I can't imagine who said ethical permissiveness and anxiety about Bass' prospects. Possibly the same person who's going to go on to quote the editorial's conclusion
Furtado's actions were wrong primarily because they were dishonest, but also because he used a government computer in Bass' office to promote his boss' candidacy. Democratic partisans predictably said that Furtado’s misbehavior reflected poorly on Bass himself -- that it revealed an atmosphere of ethical permissiveness or anxiety about Bass' prospects.
That's what they're supposed to say. For most people, though, the real question raised by this incident is: What was Furtado thinking? Didn't he know that urging Hodes supporters to deploy their resources outside of New Hampshire might tip off others that a dirty trickster was at work? And what did he think he might accomplish -- that bad-mouthing Hodes' chances would scare off supporters? (Since when do New Hampshire Democrats become faint of heart at the prospect of being involved in a losing cause?) And why send these messages from a government computer in Bass' office -- making the act not only easily traceable but also in possible violation of House ethics rules and federal campaign law?

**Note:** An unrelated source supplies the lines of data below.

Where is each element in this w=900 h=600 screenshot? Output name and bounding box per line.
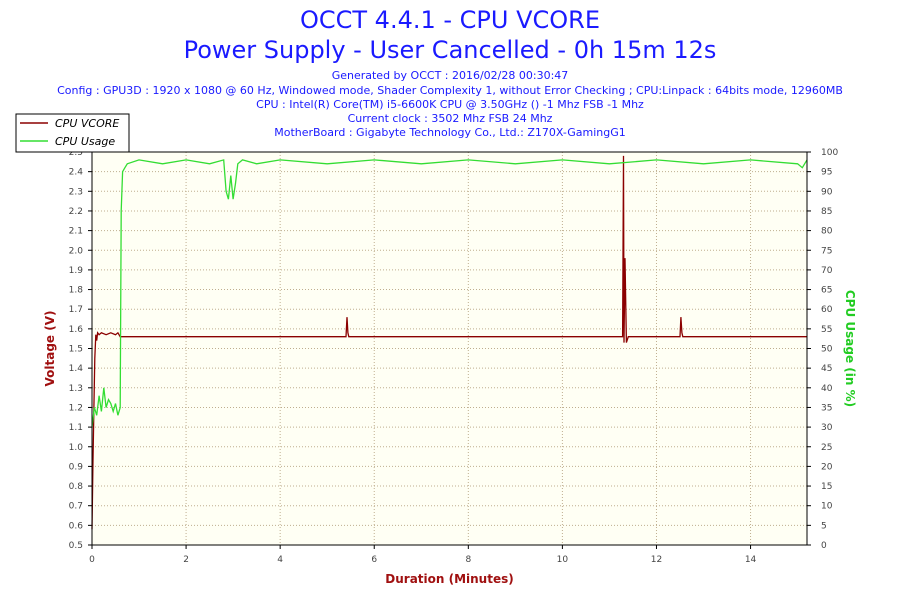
x-tick-label: 8	[465, 555, 471, 565]
y-tick-label: 2.2	[69, 207, 83, 217]
y2-tick-label: 10	[821, 502, 833, 512]
y2-tick-label: 60	[821, 305, 833, 315]
y2-tick-label: 5	[821, 521, 827, 531]
y2-tick-label: 15	[821, 482, 832, 492]
y-axis-label: Voltage (V)	[43, 311, 57, 387]
y-tick-label: 2.3	[69, 187, 83, 197]
y2-tick-label: 85	[821, 207, 832, 217]
y2-axis-label: CPU Usage (in %)	[843, 290, 857, 407]
x-tick-label: 12	[651, 555, 662, 565]
x-axis-label: Duration (Minutes)	[385, 572, 513, 586]
x-tick-label: 4	[277, 555, 283, 565]
y2-tick-label: 50	[821, 345, 833, 355]
legend-label-usage: CPU Usage	[55, 135, 115, 148]
x-tick-label: 6	[371, 555, 377, 565]
y2-tick-label: 20	[821, 462, 833, 472]
y2-tick-label: 65	[821, 286, 832, 296]
x-tick-label: 0	[89, 555, 95, 565]
y-tick-label: 1.8	[69, 286, 84, 296]
info-generated: Generated by OCCT : 2016/02/28 00:30:47	[331, 69, 569, 82]
y-tick-label: 1.2	[69, 403, 83, 413]
chart-subtitle: Power Supply - User Cancelled - 0h 15m 1…	[183, 36, 717, 64]
info-motherboard: MotherBoard : Gigabyte Technology Co., L…	[274, 126, 626, 139]
y-tick-label: 0.9	[69, 462, 84, 472]
y-tick-label: 1.4	[69, 364, 84, 374]
y2-tick-label: 45	[821, 364, 832, 374]
y-tick-label: 2.5	[69, 148, 83, 158]
y-tick-label: 1.1	[69, 423, 83, 433]
y-tick-label: 0.7	[69, 502, 83, 512]
y-tick-label: 1.0	[69, 443, 84, 453]
y2-tick-label: 90	[821, 187, 833, 197]
y-tick-label: 1.9	[69, 266, 84, 276]
y-tick-label: 0.8	[69, 482, 84, 492]
x-tick-label: 10	[557, 555, 569, 565]
y-tick-label: 1.3	[69, 384, 83, 394]
y-tick-label: 1.7	[69, 305, 83, 315]
y2-tick-label: 0	[821, 541, 827, 551]
y2-tick-label: 75	[821, 246, 832, 256]
y2-tick-label: 100	[821, 148, 838, 158]
x-tick-label: 2	[183, 555, 189, 565]
x-tick-label: 14	[745, 555, 757, 565]
y2-tick-label: 55	[821, 325, 832, 335]
y2-tick-label: 35	[821, 403, 832, 413]
plot-frame	[91, 151, 808, 546]
y-tick-label: 1.5	[69, 345, 83, 355]
y2-tick-label: 40	[821, 384, 833, 394]
y2-tick-label: 95	[821, 168, 832, 178]
usage-series-line	[91, 159, 808, 428]
y-tick-label: 2.4	[69, 168, 84, 178]
y-tick-label: 2.0	[69, 246, 84, 256]
legend-label-vcore: CPU VCORE	[55, 117, 119, 130]
legend-box	[15, 113, 130, 153]
y-tick-label: 0.6	[69, 521, 84, 531]
y2-tick-label: 80	[821, 227, 833, 237]
y2-tick-label: 30	[821, 423, 833, 433]
chart-title: OCCT 4.4.1 - CPU VCORE	[299, 6, 600, 34]
info-cpu: CPU : Intel(R) Core(TM) i5-6600K CPU @ 3…	[256, 98, 644, 111]
info-clock: Current clock : 3502 Mhz FSB 24 Mhz	[347, 112, 553, 125]
vcore-series-line	[91, 155, 807, 530]
info-config: Config : GPU3D : 1920 x 1080 @ 60 Hz, Wi…	[57, 84, 843, 97]
y2-tick-label: 70	[821, 266, 833, 276]
y-tick-label: 2.1	[69, 227, 83, 237]
y2-tick-label: 25	[821, 443, 832, 453]
y-tick-label: 0.5	[69, 541, 83, 551]
y-tick-label: 1.6	[69, 325, 84, 335]
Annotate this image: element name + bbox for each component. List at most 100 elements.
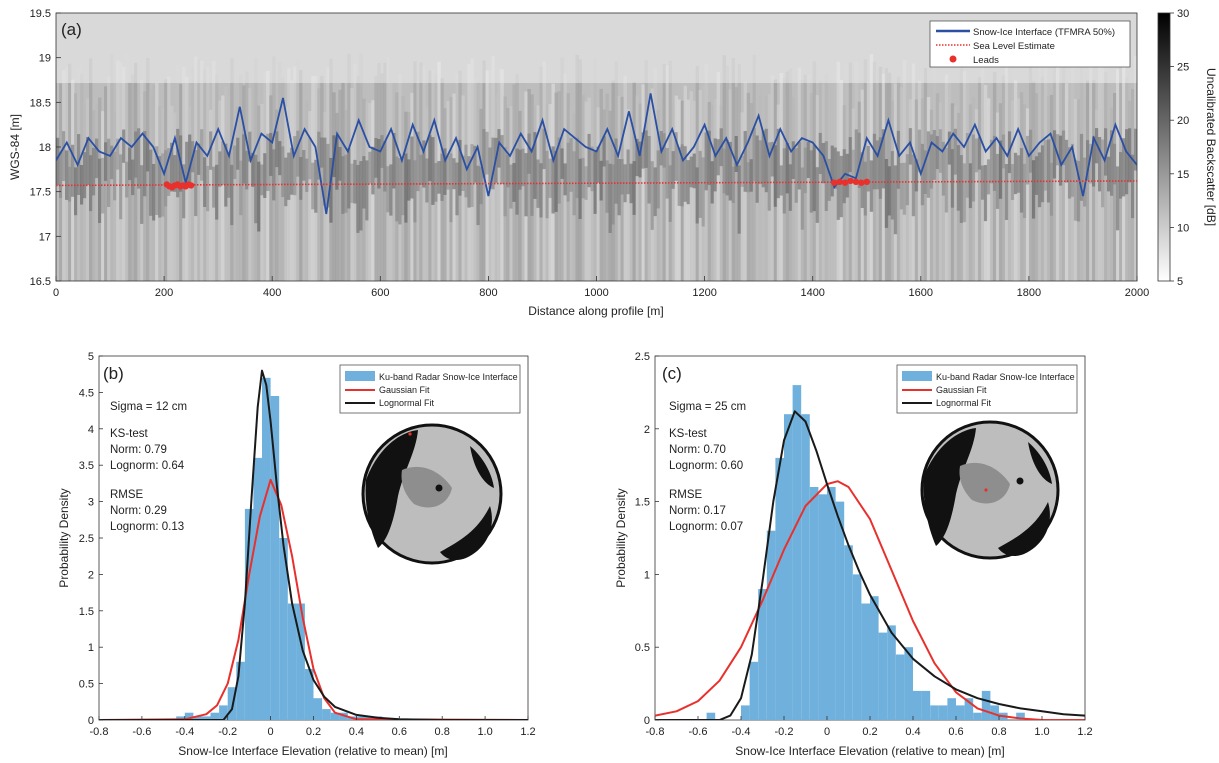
radargram-column bbox=[494, 93, 498, 281]
arctic-map-pole-marker bbox=[1016, 477, 1024, 485]
arctic-map-landmass bbox=[470, 446, 494, 488]
radargram-column bbox=[110, 145, 114, 180]
radargram-column bbox=[701, 157, 705, 227]
radargram-column bbox=[779, 165, 784, 196]
radargram-column bbox=[707, 102, 711, 281]
radargram-column bbox=[851, 149, 856, 181]
arctic-map-location-marker bbox=[984, 488, 988, 492]
histogram-bar bbox=[947, 698, 956, 720]
panel-c-label: (c) bbox=[662, 364, 682, 383]
radargram-column bbox=[194, 150, 198, 217]
x-tick-label: -0.2 bbox=[218, 726, 237, 738]
radargram-column bbox=[143, 131, 147, 197]
radargram-column bbox=[866, 146, 871, 192]
radargram-column bbox=[1034, 156, 1039, 195]
radargram-column bbox=[509, 164, 513, 209]
radargram-column bbox=[575, 137, 579, 199]
radargram-column bbox=[716, 72, 720, 281]
radargram-column bbox=[1052, 67, 1057, 281]
radargram-column bbox=[929, 109, 934, 281]
radargram-column bbox=[104, 86, 108, 281]
radargram-column bbox=[902, 162, 907, 215]
radargram-column bbox=[959, 155, 964, 223]
panel-a-series bbox=[56, 93, 1137, 215]
radargram-column bbox=[563, 163, 567, 196]
radargram-column bbox=[125, 161, 129, 198]
radargram-column bbox=[233, 108, 237, 281]
radargram-column bbox=[272, 149, 276, 201]
radargram-column bbox=[449, 96, 453, 281]
radargram-column bbox=[779, 73, 784, 281]
radargram-column bbox=[956, 112, 961, 281]
radargram-column bbox=[1101, 55, 1105, 281]
panel-c-ks-lognorm: Lognorm: 0.60 bbox=[669, 460, 743, 472]
x-tick-label: -0.8 bbox=[90, 726, 109, 738]
radargram-column bbox=[512, 163, 516, 202]
radargram-column bbox=[506, 107, 510, 281]
radargram-column bbox=[1110, 107, 1114, 281]
histogram-bar bbox=[775, 457, 784, 720]
radargram-column bbox=[485, 70, 489, 281]
radargram-column bbox=[101, 111, 105, 281]
radargram-column bbox=[527, 89, 531, 281]
radargram-column bbox=[1031, 160, 1036, 219]
radargram-column bbox=[980, 67, 985, 281]
histogram-bar bbox=[930, 705, 939, 720]
radargram-column bbox=[968, 163, 973, 209]
radargram-column bbox=[977, 136, 982, 170]
histogram-bar bbox=[981, 690, 991, 720]
radargram-column bbox=[71, 144, 75, 197]
y-tick-label: 1 bbox=[88, 642, 94, 654]
radargram-column bbox=[1010, 164, 1015, 200]
radargram-column bbox=[125, 54, 129, 281]
radargram-column bbox=[446, 155, 450, 190]
radargram-column bbox=[1040, 76, 1045, 281]
radargram-column bbox=[983, 84, 988, 281]
radargram-column bbox=[917, 80, 922, 281]
legend-leads-label: Leads bbox=[973, 55, 999, 66]
radargram-column bbox=[656, 150, 660, 209]
x-tick-label: -0.6 bbox=[132, 726, 151, 738]
radargram-column bbox=[1001, 75, 1006, 281]
radargram-column bbox=[236, 106, 240, 281]
radargram-column bbox=[734, 87, 738, 281]
x-tick-label: 1000 bbox=[584, 287, 608, 299]
radargram-column bbox=[554, 92, 558, 281]
radargram-column bbox=[212, 61, 216, 281]
radargram-column bbox=[122, 129, 126, 163]
radargram-column bbox=[1031, 81, 1036, 281]
radargram-column bbox=[134, 131, 138, 178]
radargram-column bbox=[1125, 77, 1129, 281]
radargram-column bbox=[146, 58, 150, 281]
lognormal-fit-line bbox=[655, 410, 1085, 720]
radargram-column bbox=[869, 160, 874, 212]
radargram-column bbox=[791, 141, 796, 179]
radargram-column bbox=[254, 154, 258, 224]
radargram-column bbox=[320, 75, 324, 281]
radargram-column bbox=[857, 101, 862, 281]
histogram-bar bbox=[766, 530, 776, 720]
radargram-column bbox=[596, 146, 600, 183]
radargram-column bbox=[248, 131, 252, 162]
radargram-column bbox=[869, 54, 874, 281]
radargram-column bbox=[890, 151, 895, 220]
y-tick-label: 2.5 bbox=[79, 533, 94, 545]
radargram-column bbox=[131, 159, 135, 196]
histogram-bar bbox=[964, 698, 974, 720]
radargram-column bbox=[467, 156, 471, 208]
radargram-column bbox=[881, 129, 886, 189]
y-tick-label: 17.5 bbox=[30, 187, 51, 199]
radargram-column bbox=[86, 98, 90, 281]
radargram-column bbox=[341, 82, 345, 281]
histogram-bar bbox=[741, 705, 750, 720]
radargram-column bbox=[1125, 129, 1129, 195]
radargram-column bbox=[692, 100, 696, 281]
radargram-column bbox=[968, 104, 973, 281]
radargram-column bbox=[839, 155, 844, 218]
radargram-column bbox=[749, 103, 753, 281]
radargram-column bbox=[947, 82, 952, 281]
radargram-column bbox=[845, 64, 850, 281]
radargram-column bbox=[965, 133, 970, 198]
y-tick-label: 19 bbox=[39, 53, 51, 65]
radargram-column bbox=[1064, 139, 1069, 183]
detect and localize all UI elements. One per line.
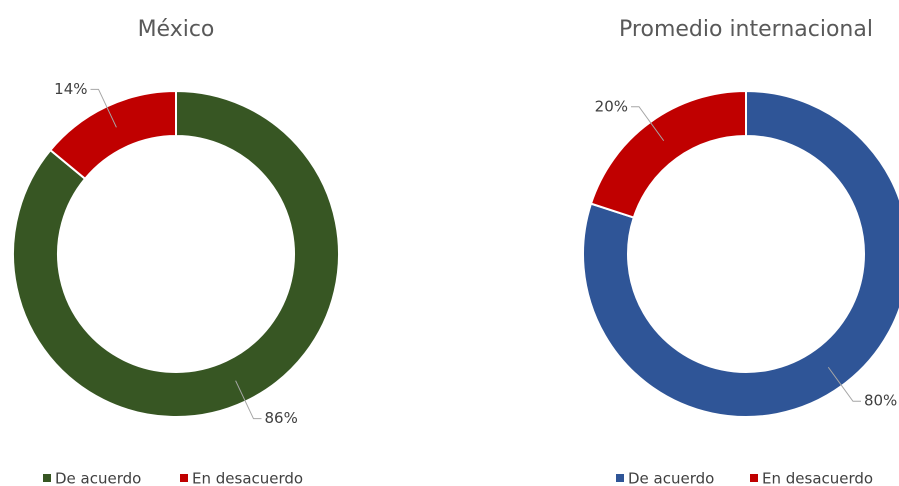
data-label: 86% — [264, 409, 297, 427]
data-label: 80% — [864, 392, 897, 410]
legend-marker — [750, 474, 758, 482]
legend-label: De acuerdo — [628, 470, 714, 486]
legend-label: De acuerdo — [55, 470, 141, 486]
data-label: 14% — [54, 80, 87, 98]
legend-marker — [180, 474, 188, 482]
leader-line — [90, 88, 117, 128]
chart-title: México — [138, 17, 215, 42]
leader-line — [235, 380, 262, 420]
donut-slice — [12, 89, 340, 418]
donut-slice — [589, 89, 747, 219]
donut-slice — [582, 89, 899, 418]
legend-label: En desacuerdo — [762, 470, 873, 486]
legend-label: En desacuerdo — [192, 470, 303, 486]
data-label: 20% — [595, 97, 628, 115]
leader-line — [631, 106, 665, 142]
donut-slice — [48, 89, 177, 181]
legend-marker — [43, 474, 51, 482]
chart-title: Promedio internacional — [619, 17, 873, 42]
legend-marker — [616, 474, 624, 482]
leader-line — [827, 366, 861, 402]
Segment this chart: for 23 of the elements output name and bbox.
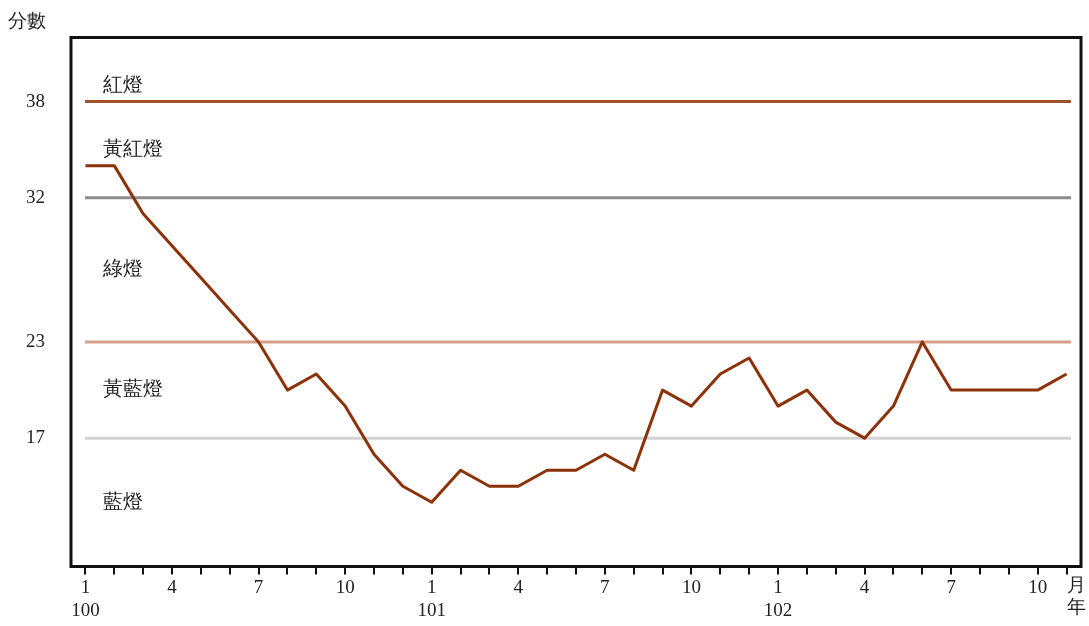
x-axis-title: 月年: [1066, 574, 1086, 618]
y-tick-label: 17: [26, 426, 45, 448]
x-tick-label: 1 100: [71, 575, 100, 620]
x-tick-label: 10: [1028, 575, 1048, 597]
y-tick-label: 23: [26, 329, 45, 351]
x-tick-label: 1 101: [417, 575, 446, 620]
x-tick-label: 10: [681, 575, 701, 597]
annotation: 黃藍燈: [103, 377, 163, 400]
x-tick-label: 7: [946, 575, 956, 597]
x-tick-label: 4: [513, 575, 524, 597]
x-tick-label: 7: [253, 575, 264, 597]
x-tick-label: 1 102: [763, 575, 793, 620]
y-tick-label: 38: [26, 89, 45, 111]
y-axis-title: 分數: [8, 9, 46, 31]
x-tick-label: 10: [335, 575, 355, 597]
x-tick-label: 7: [600, 575, 610, 597]
x-tick-label: 4: [167, 575, 178, 597]
y-tick-label: 32: [26, 185, 45, 207]
x-tick-label: 4: [859, 575, 870, 597]
annotation: 綠燈: [102, 257, 143, 280]
annotation: 黃紅燈: [103, 136, 163, 159]
annotation: 藍燈: [103, 489, 143, 512]
annotation: 紅燈: [103, 72, 143, 95]
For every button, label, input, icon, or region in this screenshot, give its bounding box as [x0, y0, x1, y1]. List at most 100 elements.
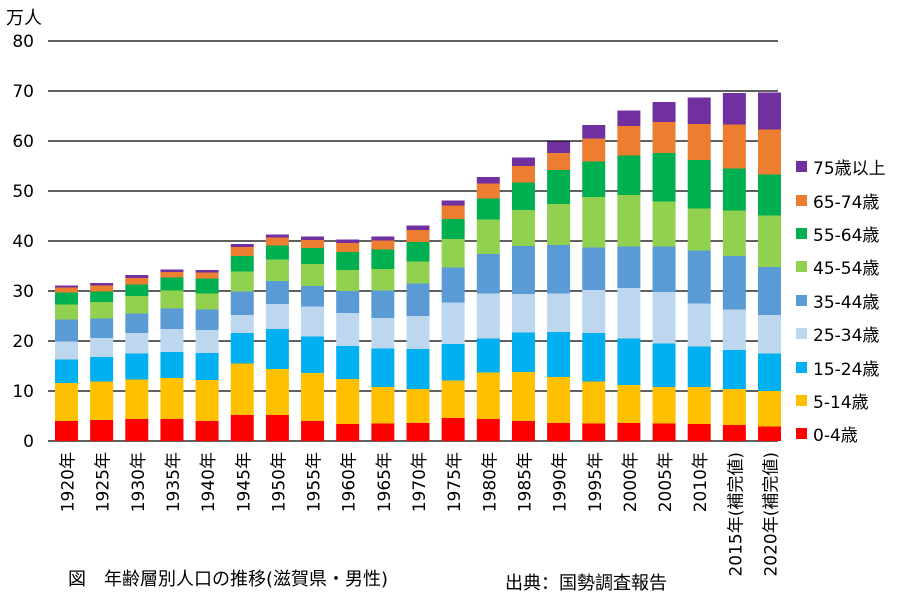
bar-segment	[652, 201, 676, 247]
bar-segment	[511, 246, 535, 294]
y-tick-label: 50	[12, 182, 34, 202]
bar-segment	[582, 125, 606, 139]
bar-segment	[125, 333, 149, 354]
bar-segment	[301, 240, 325, 248]
bar-segment	[195, 272, 219, 279]
y-tick-label: 30	[12, 282, 34, 302]
bar-segment	[90, 283, 114, 286]
bar-segment	[687, 250, 711, 304]
legend-swatch	[796, 194, 807, 206]
bar-segment	[90, 302, 114, 319]
bar-segment	[722, 256, 746, 310]
bar-segment	[90, 357, 114, 382]
bar-segment	[722, 124, 746, 169]
bar-segment	[547, 245, 571, 294]
bar-segment	[160, 290, 184, 309]
bar-segment	[476, 198, 500, 220]
bar-segment	[441, 344, 465, 381]
bar-segment	[301, 286, 325, 307]
bar-segment	[758, 315, 781, 354]
bar-segment	[160, 378, 184, 419]
legend-label: 15-24歳	[813, 359, 880, 380]
bar-segment	[230, 315, 254, 333]
bar-segment	[687, 124, 711, 160]
legend-label: 25-34歳	[813, 326, 880, 347]
bar-segment	[336, 291, 360, 313]
bar-segment	[336, 424, 360, 441]
y-tick-label: 0	[23, 432, 34, 452]
bar-segment	[582, 197, 606, 248]
bar-segment	[90, 291, 114, 302]
bar-segment	[336, 239, 360, 243]
bar-segment	[582, 381, 606, 424]
bar-segment	[722, 93, 746, 125]
bar-segment	[687, 303, 711, 347]
legend-item: 65-74歳	[796, 183, 886, 216]
x-tick-label: 1925年	[94, 452, 114, 512]
bar-segment	[55, 341, 78, 360]
bar-segment	[195, 380, 219, 421]
bar-segment	[265, 245, 289, 260]
bar-segment	[125, 296, 149, 314]
bar-segment	[265, 415, 289, 441]
bar-segment	[441, 418, 465, 441]
bar-segment	[230, 244, 254, 247]
bar-segment	[441, 200, 465, 206]
bar-segment	[582, 247, 606, 290]
x-tick-label: 1985年	[515, 452, 535, 512]
bar-segment	[336, 346, 360, 379]
x-tick-label: 2010年	[691, 452, 711, 512]
legend-label: 35-44歳	[813, 292, 880, 313]
bar-segment	[617, 126, 641, 156]
bar-segment	[722, 210, 746, 256]
bar-segment	[160, 269, 184, 272]
bar-segment	[371, 290, 395, 318]
bar-segment	[265, 234, 289, 238]
legend-swatch	[796, 227, 807, 239]
bar-segment	[195, 309, 219, 330]
legend-swatch	[796, 428, 807, 440]
bar-segment	[406, 423, 430, 441]
x-tick-label: 1950年	[269, 452, 289, 512]
bar-segment	[441, 380, 465, 418]
bar-segment	[476, 183, 500, 199]
bar-segment	[476, 419, 500, 441]
bar-segment	[476, 219, 500, 254]
bar-segment	[758, 215, 781, 267]
bar-segment	[582, 290, 606, 333]
bar-segment	[160, 352, 184, 378]
bar-segment	[511, 421, 535, 441]
bar-segment	[722, 168, 746, 211]
x-tick-label: 1945年	[234, 452, 254, 512]
bar-segment	[476, 254, 500, 294]
bar-segment	[336, 252, 360, 270]
y-tick-label: 20	[12, 332, 34, 352]
bar-segment	[758, 267, 781, 315]
bar-segment	[301, 236, 325, 240]
bar-segment	[652, 153, 676, 202]
bar-segment	[195, 421, 219, 441]
legend-swatch	[796, 361, 807, 373]
bar-segment	[652, 343, 676, 387]
bar-segment	[547, 332, 571, 377]
bar-segment	[547, 423, 571, 441]
y-tick-label: 40	[12, 232, 34, 252]
bar-segment	[511, 332, 535, 372]
bar-segment	[195, 293, 219, 310]
bar-segment	[230, 333, 254, 364]
legend-swatch	[796, 328, 807, 340]
legend-label: 5-14歳	[813, 392, 869, 413]
bar-segment	[230, 415, 254, 441]
bar-segment	[125, 278, 149, 285]
bar-segment	[582, 423, 606, 441]
bar-segment	[336, 270, 360, 291]
bar-segment	[90, 318, 114, 338]
bar-segment	[441, 219, 465, 239]
x-tick-label: 1995年	[586, 452, 606, 512]
bar-segment	[55, 285, 78, 288]
bar-segment	[55, 359, 78, 383]
legend: 75歳以上 65-74歳 55-64歳 45-54歳 35-44歳 25-34歳 15-24…	[796, 150, 886, 451]
bar-segment	[547, 153, 571, 170]
bar-segment	[160, 329, 184, 352]
bar-segment	[687, 346, 711, 387]
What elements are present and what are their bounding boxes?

While these small-potatoes incidents are more entertaining than they are scandalous, we can't help but be concerned about what apparently is a talent shortage in the political trenches. These were the best aides that congressmen and candidates could find?Perhaps in a predictably partisan way, I'll point out that these were not the best aides that just any congressmen and candidates could find. These were the best aides that Republican congressmen and candidates could find. Or they had grown so accustomed to functioning in an atmosphere of, yes, ethical permissiveness that they didn't think they'd get caught no matter how incredibly, mind-blowingly stupidly they acted.